Home  »  Volume XVII: American LATER NATIONAL LITERATURE: PART II  »  § 21. Lurid Melodrama

The Cambridge History of English and American Literature in 18 Volumes (1907–21). rn VOLUME XVII. Later National Literature, Part II.

XVIII. The Drama, 1860–1918

§ 21. Lurid Melodrama

In 1900 melodrama had a grip on the interest of the American middle class; it was the beau ideal of entertainment for the working people. Its violence accentuated the violences of American life, and Owen Davis and Theodore Kramer, the Thomas and Fitch of Melodrama, flourished on half a dozen or more successes a year. The very names suggest their sentiment and colour: Tony, the Bootblack; Nellie, the Beautiful Cloak Model; Bertha, the Sewing Machine Girl; Convict 999. But soon, through the educational agency of the public libraries, the melodrama audiences began reading books more reserved in action, more logical in plot.
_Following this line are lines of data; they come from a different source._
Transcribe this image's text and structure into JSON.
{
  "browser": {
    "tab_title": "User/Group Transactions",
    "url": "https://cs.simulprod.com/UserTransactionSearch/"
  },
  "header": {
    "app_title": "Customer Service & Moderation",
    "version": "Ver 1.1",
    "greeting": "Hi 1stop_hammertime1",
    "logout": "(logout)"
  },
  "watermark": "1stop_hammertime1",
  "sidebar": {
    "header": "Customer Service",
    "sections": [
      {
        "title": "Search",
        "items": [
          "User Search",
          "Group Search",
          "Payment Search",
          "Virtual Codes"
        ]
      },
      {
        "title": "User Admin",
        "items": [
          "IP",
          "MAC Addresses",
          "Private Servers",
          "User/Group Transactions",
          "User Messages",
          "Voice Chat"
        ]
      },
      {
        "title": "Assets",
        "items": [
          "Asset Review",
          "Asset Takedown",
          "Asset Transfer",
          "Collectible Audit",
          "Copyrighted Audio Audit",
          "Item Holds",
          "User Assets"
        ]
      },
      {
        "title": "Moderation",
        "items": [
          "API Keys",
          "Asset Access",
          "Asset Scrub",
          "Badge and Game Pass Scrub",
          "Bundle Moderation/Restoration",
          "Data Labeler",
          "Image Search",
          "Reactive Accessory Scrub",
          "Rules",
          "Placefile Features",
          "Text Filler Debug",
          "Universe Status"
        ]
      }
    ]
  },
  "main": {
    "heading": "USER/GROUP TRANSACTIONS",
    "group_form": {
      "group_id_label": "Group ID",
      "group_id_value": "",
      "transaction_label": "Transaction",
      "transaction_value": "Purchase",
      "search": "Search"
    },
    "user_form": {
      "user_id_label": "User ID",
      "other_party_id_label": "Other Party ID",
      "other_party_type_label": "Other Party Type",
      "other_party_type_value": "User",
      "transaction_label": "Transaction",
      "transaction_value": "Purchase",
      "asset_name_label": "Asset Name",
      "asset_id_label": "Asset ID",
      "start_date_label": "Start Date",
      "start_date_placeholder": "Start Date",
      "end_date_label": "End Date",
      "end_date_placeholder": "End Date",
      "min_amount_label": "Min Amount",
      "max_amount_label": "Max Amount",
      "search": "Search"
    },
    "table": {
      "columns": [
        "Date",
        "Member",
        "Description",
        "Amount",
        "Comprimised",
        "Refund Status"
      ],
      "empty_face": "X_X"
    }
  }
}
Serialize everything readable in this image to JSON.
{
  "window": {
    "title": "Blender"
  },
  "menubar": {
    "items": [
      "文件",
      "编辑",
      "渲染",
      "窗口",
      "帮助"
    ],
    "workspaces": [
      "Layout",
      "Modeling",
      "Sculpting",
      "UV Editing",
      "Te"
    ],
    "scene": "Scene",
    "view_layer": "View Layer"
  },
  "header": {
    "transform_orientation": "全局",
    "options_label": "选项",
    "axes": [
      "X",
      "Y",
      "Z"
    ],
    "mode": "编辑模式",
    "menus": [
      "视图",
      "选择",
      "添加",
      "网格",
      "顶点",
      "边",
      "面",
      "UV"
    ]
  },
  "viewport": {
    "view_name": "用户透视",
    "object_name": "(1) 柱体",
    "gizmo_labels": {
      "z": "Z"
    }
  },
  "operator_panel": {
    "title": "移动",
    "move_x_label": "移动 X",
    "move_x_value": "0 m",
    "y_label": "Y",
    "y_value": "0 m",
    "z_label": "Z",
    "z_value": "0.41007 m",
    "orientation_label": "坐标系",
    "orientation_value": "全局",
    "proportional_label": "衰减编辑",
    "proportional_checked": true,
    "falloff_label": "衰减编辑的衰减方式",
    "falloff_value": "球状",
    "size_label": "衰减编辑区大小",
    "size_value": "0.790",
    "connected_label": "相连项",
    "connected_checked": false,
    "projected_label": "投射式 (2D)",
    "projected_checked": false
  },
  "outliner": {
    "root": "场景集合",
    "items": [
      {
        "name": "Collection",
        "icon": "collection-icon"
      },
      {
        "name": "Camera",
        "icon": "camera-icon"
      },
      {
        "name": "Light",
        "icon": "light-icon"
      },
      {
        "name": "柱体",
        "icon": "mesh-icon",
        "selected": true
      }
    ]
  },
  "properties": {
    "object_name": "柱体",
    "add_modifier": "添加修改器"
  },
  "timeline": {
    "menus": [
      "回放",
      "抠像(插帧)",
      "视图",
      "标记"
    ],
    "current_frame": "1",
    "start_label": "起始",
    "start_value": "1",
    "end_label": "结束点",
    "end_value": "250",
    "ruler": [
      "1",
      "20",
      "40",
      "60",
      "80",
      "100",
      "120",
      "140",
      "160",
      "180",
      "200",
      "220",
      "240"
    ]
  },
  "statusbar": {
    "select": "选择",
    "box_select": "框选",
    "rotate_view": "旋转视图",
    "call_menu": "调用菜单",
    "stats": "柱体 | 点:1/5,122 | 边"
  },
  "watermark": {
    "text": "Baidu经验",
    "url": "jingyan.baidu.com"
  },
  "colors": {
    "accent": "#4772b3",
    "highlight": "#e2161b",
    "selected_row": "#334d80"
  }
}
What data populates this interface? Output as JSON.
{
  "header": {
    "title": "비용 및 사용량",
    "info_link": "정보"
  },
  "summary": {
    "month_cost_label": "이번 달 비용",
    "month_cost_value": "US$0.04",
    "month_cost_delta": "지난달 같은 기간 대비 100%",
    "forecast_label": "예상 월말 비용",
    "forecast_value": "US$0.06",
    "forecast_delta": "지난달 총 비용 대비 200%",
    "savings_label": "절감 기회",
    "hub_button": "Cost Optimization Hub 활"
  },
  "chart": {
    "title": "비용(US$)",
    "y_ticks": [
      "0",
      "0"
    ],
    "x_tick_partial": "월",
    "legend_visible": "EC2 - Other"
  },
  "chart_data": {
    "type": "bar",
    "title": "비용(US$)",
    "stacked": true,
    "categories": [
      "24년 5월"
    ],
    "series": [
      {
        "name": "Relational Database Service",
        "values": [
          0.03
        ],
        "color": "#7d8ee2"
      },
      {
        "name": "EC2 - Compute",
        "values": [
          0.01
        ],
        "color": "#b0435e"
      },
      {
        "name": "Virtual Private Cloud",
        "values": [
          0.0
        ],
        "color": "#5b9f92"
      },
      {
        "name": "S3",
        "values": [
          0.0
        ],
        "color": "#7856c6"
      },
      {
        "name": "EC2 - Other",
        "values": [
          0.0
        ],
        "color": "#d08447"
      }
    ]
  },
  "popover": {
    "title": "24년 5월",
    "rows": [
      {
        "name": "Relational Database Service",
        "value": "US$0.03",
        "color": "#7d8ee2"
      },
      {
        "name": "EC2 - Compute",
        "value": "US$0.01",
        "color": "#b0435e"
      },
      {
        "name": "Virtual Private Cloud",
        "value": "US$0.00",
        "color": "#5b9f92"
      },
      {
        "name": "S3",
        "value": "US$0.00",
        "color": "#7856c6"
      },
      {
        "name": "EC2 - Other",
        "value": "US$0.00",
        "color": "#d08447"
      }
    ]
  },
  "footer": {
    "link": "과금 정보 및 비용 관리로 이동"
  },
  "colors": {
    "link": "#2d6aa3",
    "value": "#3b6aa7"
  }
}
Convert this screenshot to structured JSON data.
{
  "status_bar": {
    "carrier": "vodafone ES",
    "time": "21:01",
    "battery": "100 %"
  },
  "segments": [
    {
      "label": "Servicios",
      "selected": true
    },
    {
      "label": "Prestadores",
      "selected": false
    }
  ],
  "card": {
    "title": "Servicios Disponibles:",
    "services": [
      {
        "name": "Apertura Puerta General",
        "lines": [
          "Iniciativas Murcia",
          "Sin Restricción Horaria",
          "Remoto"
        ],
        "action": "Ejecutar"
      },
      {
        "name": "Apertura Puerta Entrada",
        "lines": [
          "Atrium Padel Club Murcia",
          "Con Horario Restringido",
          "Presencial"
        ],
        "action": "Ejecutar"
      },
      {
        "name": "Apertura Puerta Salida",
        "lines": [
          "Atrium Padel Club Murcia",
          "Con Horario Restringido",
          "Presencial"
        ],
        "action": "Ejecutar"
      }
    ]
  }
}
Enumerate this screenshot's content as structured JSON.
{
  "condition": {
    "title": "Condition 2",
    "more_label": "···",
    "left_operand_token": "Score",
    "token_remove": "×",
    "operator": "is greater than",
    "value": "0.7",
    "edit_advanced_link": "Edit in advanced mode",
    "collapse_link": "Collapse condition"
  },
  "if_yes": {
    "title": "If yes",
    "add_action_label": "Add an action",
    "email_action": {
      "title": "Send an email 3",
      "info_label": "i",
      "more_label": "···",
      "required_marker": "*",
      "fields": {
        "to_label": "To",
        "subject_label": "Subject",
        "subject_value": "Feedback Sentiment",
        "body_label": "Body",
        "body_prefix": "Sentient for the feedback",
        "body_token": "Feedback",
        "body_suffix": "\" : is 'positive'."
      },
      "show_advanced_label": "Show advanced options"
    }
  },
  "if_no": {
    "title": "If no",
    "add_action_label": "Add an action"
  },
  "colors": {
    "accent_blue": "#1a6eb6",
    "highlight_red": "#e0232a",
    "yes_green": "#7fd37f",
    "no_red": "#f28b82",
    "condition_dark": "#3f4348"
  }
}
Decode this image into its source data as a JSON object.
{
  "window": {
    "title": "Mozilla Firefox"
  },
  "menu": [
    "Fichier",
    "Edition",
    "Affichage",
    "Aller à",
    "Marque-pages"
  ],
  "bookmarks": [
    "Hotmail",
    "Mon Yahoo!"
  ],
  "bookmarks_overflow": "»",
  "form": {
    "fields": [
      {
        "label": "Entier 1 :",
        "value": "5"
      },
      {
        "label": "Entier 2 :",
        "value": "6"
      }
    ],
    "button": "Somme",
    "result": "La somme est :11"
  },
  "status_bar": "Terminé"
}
While their eye would accept scenes of violence, their mind began to balk at repeated inconsistencies. Melodrama of this type began to fail, and the melodramatists were drawn towards work of a different kind. But the breathless stimulation, excitement, and variety of this special form of playwriting were taken over by the moving picture, which is based on restlessness, on kinetic motion.